アヒルは看板のすぐ近くまで戻ってきて塔の壁面を見つめたため、キリスも真似をして壁を眺めた。ある特別な角度から見ると人一人分の隙間が現れた。一見するとただの石の壁だが、色調の境目が直線であり、石の配置が見かけとは異なっている。器用に隠された巧妙な仕掛け、大理石の色あいと模様が織り成す遠近感の錯覚に注意を払って初めて見破る事ができる。
一行は順番に、体を隙間に押し込んだ。隙間を抜けると十分に幅のある通路に出た。奥行きのある通路の突き当たりには、石で作られた両開きの扉がはめ込まれていた。
「開け“ソドムゴモラ”」
大理石の扉は従命を守って左右に開き、アリスはセルスペードの中に入っていった。
「あらクイーン、扉のマナを知ってらしたのね。エース、今クイーンが言った通り、扉のマナは“ソドムゴモラ”。隣のオウム婆さんは耳が悪いけれど、拡散させないように気をつけてね、これは私達の鍵なのだから」
扉の内側は大きな部屋だった。階下の談話室には、床一面を覆う円形の絨毯がところどころ盛り上がり、テーブルやソファの形を形成している。中央の柱の中心の文字によって部屋は照らされ、吹き抜けとなっているために入り口からは部屋全体を見渡せる。左右の階段は上下へと続き、入り口のある中間のフロアには、個室へと続く丸い扉が6つ、床から少し離れた位置に設置されている。

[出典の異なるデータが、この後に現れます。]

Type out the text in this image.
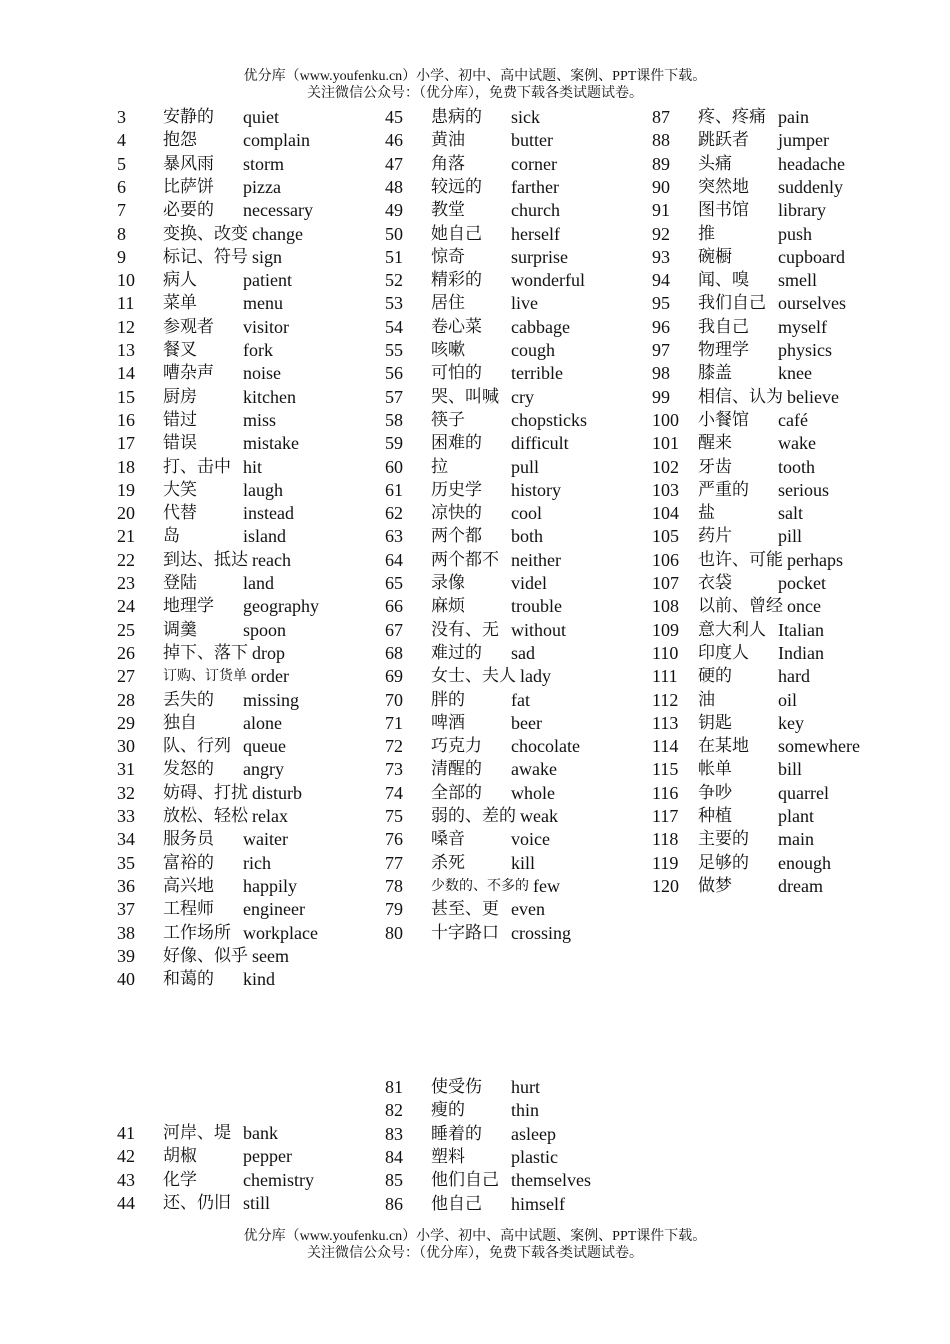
优分库（www.youfenku.cn）小学、初中、高中试题、案例、PPT课件下载。
关注微信公众号：（优分库），免费下载各类试题试卷。
3 安静的 quiet
4 抱怨	complain
5 暴风雨 storm
6 比萨饼 pizza
7 必要的 necessary
8 变换、改变 change
9 标记、符号 sign
10 病人	patient
11 菜单	menu
12 参观者 visitor
13 餐叉	fork
14 嘈杂声 noise
15 厨房	kitchen
16 错过	miss
17 错误	mistake
18 打、击中 hit
19 大笑	laugh
20 代替	instead
21 岛	island
22 到达、抵达 reach
23 登陆	land
24 地理学 geography
25 调羹	spoon
26 掉下、落下 drop
27 订购、订货单 order
28 丢失的 missing
29 独自	alone
30 队、行列 queue
31 发怒的 angry
32 妨碍、打扰 disturb
33 放松、轻松 relax
34 服务员 waiter
35 富裕的 rich
36 高兴地 happily
37 工程师 engineer
38 工作场所 workplace
39 好像、似乎 seem
40 和蔼的 kind
41 河岸、堤 bank
42 胡椒	pepper
43 化学	chemistry
44 还、仍旧 still
45 患病的 sick
46 黄油	butter
47 角落	corner
48 较远的 farther
49 教堂	church
50 她自己 herself
51 惊奇	surprise
52 精彩的 wonderful
53 居住	live
54 卷心菜 cabbage
55 咳嗽	cough
56 可怕的 terrible
57 哭、叫喊 cry
58 筷子	chopsticks
59 困难的 difficult
60 拉	pull
61 历史学 history
62 凉快的 cool
63 两个都 both
64 两个都不 neither
65 录像	videl
66 麻烦	trouble
67 没有、无 without
68 难过的 sad
69 女士、夫人 lady
70 胖的	fat
71 啤酒	beer
72 巧克力 chocolate
73 清醒的 awake
74 全部的 whole
75 弱的、差的 weak
76 嗓音	voice
77 杀死	kill
78 少数的、不多的 few
79 甚至、更 even
80 十字路口 crossing
81 使受伤 hurt
82 瘦的	thin
83 睡着的 asleep
84 塑料	plastic
85 他们自己 themselves
86 他自己 himself
87 疼、疼痛 pain
88 跳跃者 jumper
89 头痛	headache
90 突然地 suddenly
91 图书馆 library
92 推	push
93 碗橱	cupboard
94 闻、嗅 smell
95 我们自己 ourselves
96 我自己 myself
97 物理学 physics
98 膝盖	knee
99 相信、认为 believe
100 小餐馆 café
101 醒来	wake
102 牙齿	tooth
103 严重的 serious
104 盐	salt
105 药片	pill
106 也许、可能 perhaps
107 衣袋	pocket
108 以前、曾经 once
109 意大利人 Italian
110 印度人 Indian
111 硬的	hard
112 油	oil
113 钥匙	key
114 在某地 somewhere
115 帐单	bill
116 争吵	quarrel
117 种植	plant
118 主要的 main
119 足够的 enough
120 做梦	dream
优分库（www.youfenku.cn）小学、初中、高中试题、案例、PPT课件下载。
关注微信公众号：（优分库），免费下载各类试题试卷。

この不思議な憩いの空間の中でキリスは呆然としていた。天井を見上げると、天井もまた床と同じ形であり、部屋全体がおおよそ上下対象になっている事を発見した。上下が入れ替わったとしても、この建物はほとんど同じ機能を果たすであろう。実際、階下と天井のそれぞれへと続く階段は、両面ともが階段の役割を果たす。
なんて変わった内装だろうかとキリスは思った。アヒルは最後の一段が欠けた階段を下り、アリスはすでに階下のソファでくつろいでいる。